A re­cu­pe­ração do con­trolo pú­blico sobre em­presas e sec­tores es­tra­té­gicos, de­sig­na­da­mente na banca e energia, entre ou­tros, re­o­ri­en­tando a sua in­ter­venção para o apoio à di­na­mi­zação e de­sen­vol­vi­mento eco­nó­mico, em quais­quer cir­cuns­tân­cias, a par da de­fesa de em­presas pú­blicas na­ci­o­nais como a TAP, em es­pe­cial no ac­tual con­texto. Uma re­cu­pe­ração para o con­trolo pú­blico, não como ex­pe­di­ente para tran­si­to­ri­a­mente su­portar custos dos ac­ci­o­nistas pri­vados para as voltar a de­volver ao ca­pital mo­no­po­lista, mas sim para as in­te­grar in­tei­ra­mente ao ser­viço do País e da sua so­be­rania. Um ob­jec­tivo que im­plica con­frontar as po­lí­ticas da União Eu­ro­peia de li­be­ra­li­zação, pri­va­ti­zação e con­cen­tração de cres­centes sec­tores de ac­ti­vi­dade eco­nó­mica.

A li­ber­tação de re­cursos na­ci­o­nais. Mais do que a fle­xi­bi­li­zação tem­po­rária do Pacto de Es­ta­bi­li­dade, exige-se a sua de­fi­ni­tiva re­vo­gação, a par da re­vo­gação do Tra­tado Or­ça­mental e da le­gis­lação re­la­tiva à cha­mada «go­ver­nação eco­nó­mica» e ao Se­mestre Eu­ropeu, que con­ti­nuam a impor a dre­nagem de re­cursos do País.

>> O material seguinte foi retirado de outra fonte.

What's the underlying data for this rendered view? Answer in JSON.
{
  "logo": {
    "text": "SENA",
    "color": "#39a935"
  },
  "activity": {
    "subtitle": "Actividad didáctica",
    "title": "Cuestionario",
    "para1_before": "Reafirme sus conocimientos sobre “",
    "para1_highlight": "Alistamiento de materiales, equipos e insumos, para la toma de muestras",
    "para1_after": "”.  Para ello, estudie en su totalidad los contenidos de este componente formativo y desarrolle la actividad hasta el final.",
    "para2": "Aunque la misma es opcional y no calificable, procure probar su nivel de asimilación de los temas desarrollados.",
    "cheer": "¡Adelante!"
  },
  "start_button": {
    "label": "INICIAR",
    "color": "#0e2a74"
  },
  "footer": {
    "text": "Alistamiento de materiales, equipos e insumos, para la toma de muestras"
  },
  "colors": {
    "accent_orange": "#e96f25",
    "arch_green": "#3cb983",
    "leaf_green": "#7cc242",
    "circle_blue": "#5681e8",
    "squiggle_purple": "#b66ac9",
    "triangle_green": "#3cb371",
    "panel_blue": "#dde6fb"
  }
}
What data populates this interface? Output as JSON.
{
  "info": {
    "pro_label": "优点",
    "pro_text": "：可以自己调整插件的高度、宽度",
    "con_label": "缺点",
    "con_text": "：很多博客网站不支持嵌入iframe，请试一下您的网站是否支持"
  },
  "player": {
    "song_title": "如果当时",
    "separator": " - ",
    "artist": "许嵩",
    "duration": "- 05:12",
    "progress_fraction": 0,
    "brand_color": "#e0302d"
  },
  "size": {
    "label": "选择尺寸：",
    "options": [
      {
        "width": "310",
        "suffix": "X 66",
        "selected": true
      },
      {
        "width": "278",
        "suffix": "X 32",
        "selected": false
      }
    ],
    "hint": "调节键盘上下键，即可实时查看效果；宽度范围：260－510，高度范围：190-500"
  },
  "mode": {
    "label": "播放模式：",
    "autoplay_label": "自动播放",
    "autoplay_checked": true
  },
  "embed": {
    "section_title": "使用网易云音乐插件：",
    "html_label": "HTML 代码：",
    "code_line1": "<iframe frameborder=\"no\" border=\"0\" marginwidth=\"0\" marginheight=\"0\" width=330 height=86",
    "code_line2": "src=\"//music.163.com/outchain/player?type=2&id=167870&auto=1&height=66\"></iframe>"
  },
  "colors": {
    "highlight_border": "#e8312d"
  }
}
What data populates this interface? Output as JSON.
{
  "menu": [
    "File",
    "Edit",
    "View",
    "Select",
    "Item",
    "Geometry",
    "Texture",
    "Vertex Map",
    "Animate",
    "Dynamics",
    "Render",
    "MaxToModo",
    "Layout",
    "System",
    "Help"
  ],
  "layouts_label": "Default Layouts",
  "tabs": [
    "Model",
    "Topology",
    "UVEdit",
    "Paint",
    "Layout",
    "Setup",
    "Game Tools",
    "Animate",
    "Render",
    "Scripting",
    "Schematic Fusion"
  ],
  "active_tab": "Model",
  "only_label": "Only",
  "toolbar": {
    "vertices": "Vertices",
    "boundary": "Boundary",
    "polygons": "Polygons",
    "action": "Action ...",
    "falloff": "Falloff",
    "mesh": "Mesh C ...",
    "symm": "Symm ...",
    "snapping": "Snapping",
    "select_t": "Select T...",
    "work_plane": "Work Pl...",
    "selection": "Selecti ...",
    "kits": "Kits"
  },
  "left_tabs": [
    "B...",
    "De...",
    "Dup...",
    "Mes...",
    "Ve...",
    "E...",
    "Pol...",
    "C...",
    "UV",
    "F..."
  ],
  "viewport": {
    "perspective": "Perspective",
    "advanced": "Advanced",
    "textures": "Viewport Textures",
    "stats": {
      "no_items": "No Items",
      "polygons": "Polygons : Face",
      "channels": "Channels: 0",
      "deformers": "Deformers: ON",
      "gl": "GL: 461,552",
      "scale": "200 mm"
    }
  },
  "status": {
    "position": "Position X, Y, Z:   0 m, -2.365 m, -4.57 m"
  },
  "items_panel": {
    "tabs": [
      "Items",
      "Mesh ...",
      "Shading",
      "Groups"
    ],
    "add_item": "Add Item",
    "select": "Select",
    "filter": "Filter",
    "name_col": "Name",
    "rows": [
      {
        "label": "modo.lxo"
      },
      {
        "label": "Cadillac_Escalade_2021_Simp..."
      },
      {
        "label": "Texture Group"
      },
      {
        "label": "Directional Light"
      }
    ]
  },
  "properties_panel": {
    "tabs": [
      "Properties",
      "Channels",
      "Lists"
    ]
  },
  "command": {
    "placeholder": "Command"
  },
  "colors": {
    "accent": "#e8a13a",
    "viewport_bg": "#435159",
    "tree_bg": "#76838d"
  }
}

A re­cu­pe­ração da so­be­rania mo­ne­tária e a re­ne­go­ci­ação da dí­vida – nos seus prazos, juros e mon­tantes – que no quadro ac­tual se torna mais ne­ces­sária, com a ca­na­li­zação de re­cursos para a di­na­mi­zação do in­ves­ti­mento pú­blico, a cons­trução de in­fra­es­tru­turas e a pro­dução de equi­pa­mentos de que o País ca­rece.

A de­fesa e re­cu­pe­ração dos ser­viços pú­blicos e das fun­ções so­ciais do Es­tado, con­tra­ri­ando a sua pri­va­ti­zação, com um Ser­viço Na­ci­onal de Saúde pú­blico, geral, uni­versal, gra­tuito, e de qua­li­dade; uma Es­cola Pú­blica, gra­tuita, de qua­li­dade e in­clu­siva em todos os graus de en­sino; um sis­tema de Se­gu­rança So­cial pú­blico, uni­versal e so­li­dário, re­for­çado nas suas fontes de fi­nan­ci­a­mento; a pro­moção da ca­pa­ci­dade ci­en­tí­fica e tec­no­ló­gica do País.

A afir­mação da so­be­rania na­ci­onal e do pri­mado dos in­te­resses na­ci­o­nais face a im­po­si­ções da União Eu­ro­peia e no quadro de ne­go­ci­a­ções que nela de­corram. Na ac­tual si­tu­ação exige-se, em par­ti­cular, a li­ber­tação das verbas do or­ça­mento da União Eu­ro­peia a que o País tem di­reito, no­me­a­da­mente no âm­bito dos fundos es­tru­tu­rais e de co­esão, com subs­tan­cial re­dução ou mesmo su­pressão da con­tra­par­tida na­ci­onal para o re­ce­bi­mento dessas verbas, a par da eli­mi­nação da cha­mada «con­cen­tração te­má­tica» im­posta pela União Eu­ro­peia, adap­tando a uti­li­zação dos fundos às reais ne­ces­si­dades e pri­o­ri­dades na­ci­o­nais.